POST TIME: 3 November, 2018 00:00 00 AM
Reclaiming the city’s canals

Reclaiming the 
city’s canals

A picture on the front page of The Independent tells it all: unabated grabbing of Meradia Canal has made the canal very narrow, choking the way of drainage of the capital’s relevant area. The mindless grabbing of city’s vital drainage is not limited to Meradia Canal only, the reality of the city’s other canals are more or less the same.

It is not true that the government did not take any step to rescue the city’s canals, but the grabbers seemed to be always more powerful than the government. In the past the Dhaka Water Supply and Sewerage Authority (DWASA) took a plan to recover encroached part of canals from illegal grabbers and then build walkways along them. The plan was taken up with the thought that this approach could finally save the canals. The walkways would also act as deterrents for the illegal encroachers.

The plan was indeed good. But the execution was not speedy. Walkways were made partially around the city’s different canals. Execution of the plan was delayed, it was reported that even parts of the two canals at Kalyanpur were re-encroached and new slums grew up again on the canals’ banks.

Therefore, any work of reclaiming canal in a slapdash manner will not help. It is difficult to understand why the government is failing to protect these canals. Even two decades ago, the Dhaka City had more than 100 canals that could effectively drain away rain water. But more than half of the canals just disappeared by now reducing the number of canals to around 40.

According to statistics, of these canals, 22 have completely dried up or have become completely clogged, and 21 are in moribund condition, due to encroachment. These remaining canals with the width of 10 to 30 meters and a total length of around 65 kms are now hardly able to drain away even 10 per cent of the storm water during the rainy season.
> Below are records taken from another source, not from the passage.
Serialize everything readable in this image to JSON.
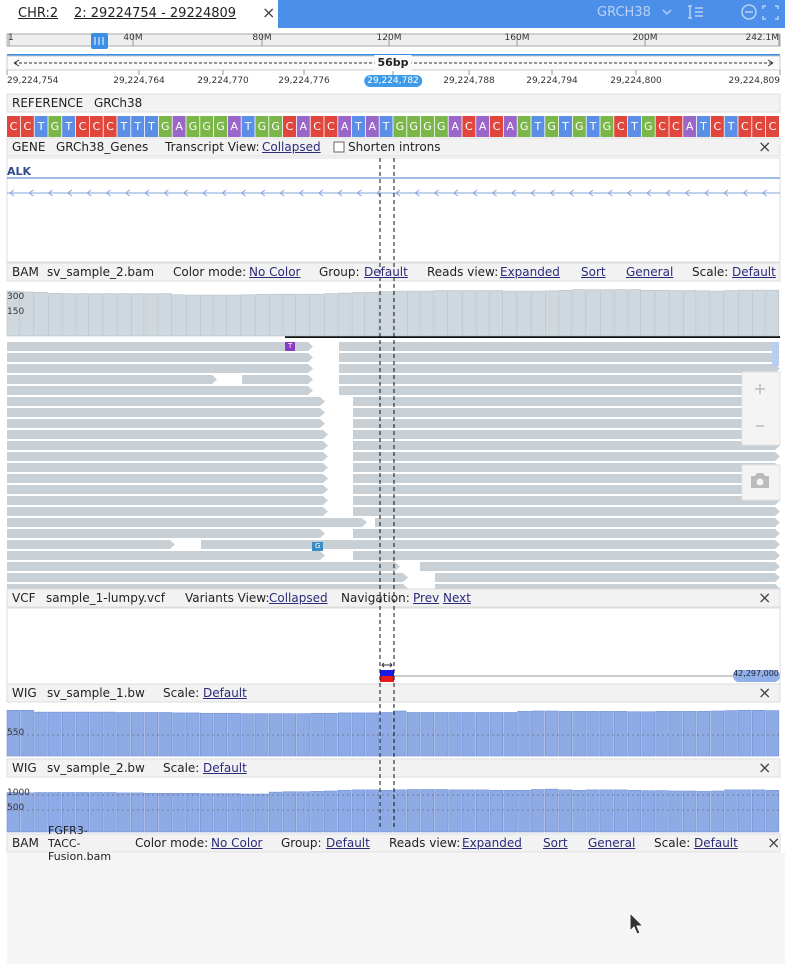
{
  "header": {
    "chr": "CHR:2",
    "locus": "2: 29224754 - 29224809",
    "close": "×",
    "genome": "GRCH38"
  },
  "ideogram": {
    "ticks": [
      "1",
      "40M",
      "80M",
      "120M",
      "160M",
      "200M",
      "242.1M"
    ]
  },
  "ruler": {
    "span": "56bp",
    "ticks": [
      "29,224,754",
      "29,224,764",
      "29,224,770",
      "29,224,776",
      "29,224,782",
      "29,224,788",
      "29,224,794",
      "29,224,800",
      "29,224,809"
    ]
  },
  "reference": {
    "label": "REFERENCE",
    "genome": "GRCh38",
    "sequence": "CCTGTCCCTTTGAGGGATGGCACCATATGGGGACACAGTGTGTGCTGCCATCTCCC"
  },
  "gene_track": {
    "type": "GENE",
    "name": "GRCh38_Genes",
    "view_label": "Transcript View:",
    "view": "Collapsed",
    "shorten": "Shorten introns",
    "gene": "ALK",
    "close": "×"
  },
  "bam_track": {
    "type": "BAM",
    "name": "sv_sample_2.bam",
    "color_label": "Color mode:",
    "color": "No Color",
    "group_label": "Group:",
    "group": "Default",
    "reads_label": "Reads view:",
    "reads": "Expanded",
    "sort": "Sort",
    "general": "General",
    "scale_label": "Scale:",
    "scale": "Default",
    "ticks": [
      "300",
      "150"
    ],
    "ylim": [
      0,
      340
    ],
    "values": [
      318,
      312,
      310,
      302,
      300,
      300,
      300,
      300,
      300,
      300,
      300,
      300,
      292,
      290,
      290,
      290,
      290,
      292,
      295,
      296,
      296,
      296,
      296,
      300,
      304,
      308,
      310,
      314,
      318,
      318,
      318,
      322,
      322,
      322,
      322,
      322,
      318,
      318,
      318,
      320,
      324,
      328,
      328,
      328,
      328,
      328,
      324,
      324,
      322,
      322,
      320,
      318,
      322,
      325,
      325,
      325
    ],
    "read_bases": [
      "T",
      "G"
    ]
  },
  "vcf_track": {
    "type": "VCF",
    "name": "sample_1-lumpy.vcf",
    "view_label": "Variants View:",
    "view": "Collapsed",
    "nav_label": "Navigation:",
    "prev": "Prev",
    "next": "Next",
    "end_label": "42,297,000",
    "close": "×"
  },
  "wig_tracks": [
    {
      "type": "WIG",
      "name": "sv_sample_1.bw",
      "scale_label": "Scale:",
      "scale": "Default",
      "ticks": [
        "550"
      ],
      "ylim": [
        0,
        640
      ],
      "close": "×",
      "values": [
        610,
        610,
        585,
        585,
        585,
        585,
        585,
        585,
        580,
        580,
        580,
        580,
        575,
        575,
        570,
        570,
        570,
        565,
        565,
        565,
        565,
        565,
        570,
        570,
        575,
        575,
        575,
        580,
        600,
        580,
        580,
        580,
        580,
        580,
        580,
        580,
        580,
        595,
        600,
        600,
        595,
        595,
        595,
        595,
        595,
        590,
        590,
        595,
        595,
        595,
        595,
        600,
        605,
        610,
        610,
        605
      ]
    },
    {
      "type": "WIG",
      "name": "sv_sample_2.bw",
      "scale_label": "Scale:",
      "scale": "Default",
      "ticks": [
        "1000",
        "500"
      ],
      "ylim": [
        0,
        1250
      ],
      "close": "×",
      "values": [
        1050,
        1040,
        1050,
        1050,
        1050,
        1050,
        1050,
        1050,
        1040,
        1040,
        1030,
        1030,
        1030,
        1030,
        1020,
        1020,
        1020,
        1010,
        1010,
        1060,
        1070,
        1070,
        1080,
        1090,
        1110,
        1120,
        1120,
        1110,
        1120,
        1130,
        1130,
        1130,
        1120,
        1120,
        1120,
        1110,
        1110,
        1110,
        1130,
        1140,
        1120,
        1110,
        1120,
        1120,
        1120,
        1110,
        1100,
        1100,
        1090,
        1090,
        1080,
        1090,
        1120,
        1120,
        1120,
        1110
      ]
    }
  ],
  "bam2_track": {
    "type": "BAM",
    "name": "FGFR3-TACC-Fusion.bam",
    "color_label": "Color mode:",
    "color": "No Color",
    "group_label": "Group:",
    "group": "Default",
    "reads_label": "Reads view:",
    "reads": "Expanded",
    "sort": "Sort",
    "general": "General",
    "scale_label": "Scale:",
    "scale": "Default",
    "close": "×"
  }
}
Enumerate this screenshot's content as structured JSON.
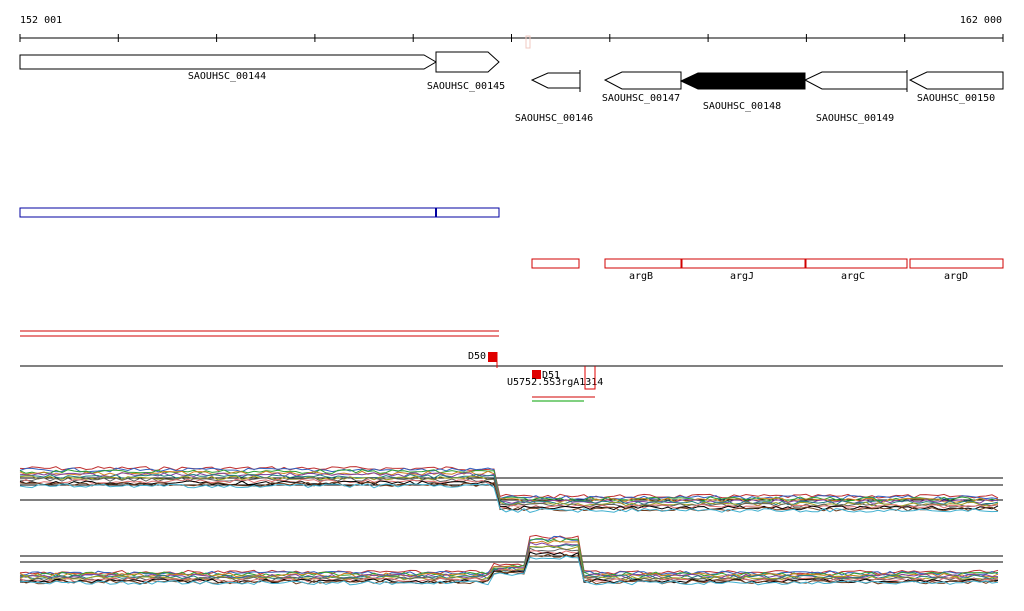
{
  "axis": {
    "start_label": "152 001",
    "end_label": "162 000"
  },
  "genes": [
    {
      "label": "SAOUHSC_00144"
    },
    {
      "label": "SAOUHSC_00145"
    },
    {
      "label": "SAOUHSC_00146"
    },
    {
      "label": "SAOUHSC_00147"
    },
    {
      "label": "SAOUHSC_00148"
    },
    {
      "label": "SAOUHSC_00149"
    },
    {
      "label": "SAOUHSC_00150"
    }
  ],
  "annotations": [
    {
      "label": "argB"
    },
    {
      "label": "argJ"
    },
    {
      "label": "argC"
    },
    {
      "label": "argD"
    }
  ],
  "features": [
    {
      "label": "D50"
    },
    {
      "label": "D51"
    },
    {
      "label": "U5752.5S3rgA1314"
    }
  ]
}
Dhaka has a bad name for its traffic congestion and water logging. During the rainy season, the twin problems become just deplorable. Not surprisingly, the city is often placed among the worst liveable cities in the world. The condition of the city is fast deteriorating and the sooner the relevant authorities realise this, the better. It is not only Meradia Canal; recovery of all canals in the capital has become absolutely necessary.